White asked Wattson's help in finding an Episcopal community of religious which practised corporate poverty in the Catholic Franciscan tradition.
Wattson was unaware of any such community, but began corresponding with her regarding his desire to see the Anglican and Catholic Churches reunited under the leadership of the Bishop of Rome.
In October 1898, White and Wattson met at her family's home in Warwick, New York, and made a spiritual covenant to form a new religious community with the aim of re-establishing Franciscan life in the Anglican Communion.

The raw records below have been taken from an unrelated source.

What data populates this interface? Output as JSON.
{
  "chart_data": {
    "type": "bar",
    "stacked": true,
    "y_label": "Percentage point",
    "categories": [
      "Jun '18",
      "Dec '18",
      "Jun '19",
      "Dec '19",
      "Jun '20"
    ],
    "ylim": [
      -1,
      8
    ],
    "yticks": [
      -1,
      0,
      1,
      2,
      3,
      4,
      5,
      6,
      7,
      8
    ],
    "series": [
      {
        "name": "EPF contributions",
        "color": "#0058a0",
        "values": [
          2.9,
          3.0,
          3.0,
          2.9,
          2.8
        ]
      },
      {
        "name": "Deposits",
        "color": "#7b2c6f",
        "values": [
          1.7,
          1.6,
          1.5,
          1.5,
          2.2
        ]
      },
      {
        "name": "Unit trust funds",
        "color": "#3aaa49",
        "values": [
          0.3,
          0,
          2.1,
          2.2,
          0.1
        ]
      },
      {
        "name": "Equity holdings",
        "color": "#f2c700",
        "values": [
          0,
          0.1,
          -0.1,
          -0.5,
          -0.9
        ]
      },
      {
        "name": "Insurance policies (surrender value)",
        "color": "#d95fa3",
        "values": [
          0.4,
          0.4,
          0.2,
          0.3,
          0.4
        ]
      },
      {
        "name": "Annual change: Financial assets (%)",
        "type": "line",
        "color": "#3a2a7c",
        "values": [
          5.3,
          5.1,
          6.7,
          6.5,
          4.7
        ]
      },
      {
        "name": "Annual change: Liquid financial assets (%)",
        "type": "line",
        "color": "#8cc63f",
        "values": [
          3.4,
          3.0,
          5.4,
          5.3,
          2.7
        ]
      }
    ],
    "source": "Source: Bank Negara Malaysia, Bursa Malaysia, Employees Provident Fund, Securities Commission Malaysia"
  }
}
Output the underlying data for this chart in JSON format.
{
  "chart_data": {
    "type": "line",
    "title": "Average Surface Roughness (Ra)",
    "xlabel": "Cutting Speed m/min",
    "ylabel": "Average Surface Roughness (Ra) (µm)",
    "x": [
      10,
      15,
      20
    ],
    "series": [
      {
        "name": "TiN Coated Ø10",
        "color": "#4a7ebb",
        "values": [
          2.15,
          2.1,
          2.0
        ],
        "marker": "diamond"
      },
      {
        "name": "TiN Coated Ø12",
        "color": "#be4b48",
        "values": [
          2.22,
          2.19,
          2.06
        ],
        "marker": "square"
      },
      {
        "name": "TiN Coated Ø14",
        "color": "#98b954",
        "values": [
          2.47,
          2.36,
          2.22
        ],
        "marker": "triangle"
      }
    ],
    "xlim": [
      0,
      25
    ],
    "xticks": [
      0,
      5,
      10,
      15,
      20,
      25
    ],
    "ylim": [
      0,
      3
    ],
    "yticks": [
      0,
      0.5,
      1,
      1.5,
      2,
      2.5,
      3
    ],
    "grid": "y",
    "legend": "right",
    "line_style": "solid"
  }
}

The chapel fell into disuse and disrepair, but the trustees of St. Philip's gave White leave to use it and a nearby farmhouse until a convent should be built.
Meanwhile Wattson had spent some time at the Anglican Monastery of the Order of the Holy Cross at Westminster, Missouri, to gain some experience of religious life in community.
The Society preached the primacy of the Roman pontiff, while keeping its Episcopal allegiance, as they worked to realize a corporate reunion between the two bodies.
Due to this, the founders and their small number of disciples came to find themselves not only criticised but ostracised by their co-religionists, who saw them as walking an impossible tightrope between the two bodies.
In October 1909, the Vatican took the unprecedented step of accepting the members of the Society as a corporate body,[9] allowing the Friars and Sisters to remain in their established way of life.
Now in union with the Bishop of Rome, the Friars of the Atonement continued their work of advocating the reconciliation and eventual reunion of the various Christian denominations with the Pope as spiritual leader, known as ecumenism.
In March 2017, the diocesan phase of the process was closed, and Wattson's collected writings were forwarded to the Congregation for the Causes of Saints in Rome.
[9] The friars sponsor the Graymoor Ecumenical & Interreligious Institute, which has offices in the Interchurch Center at 475 Riverside Drive in New York.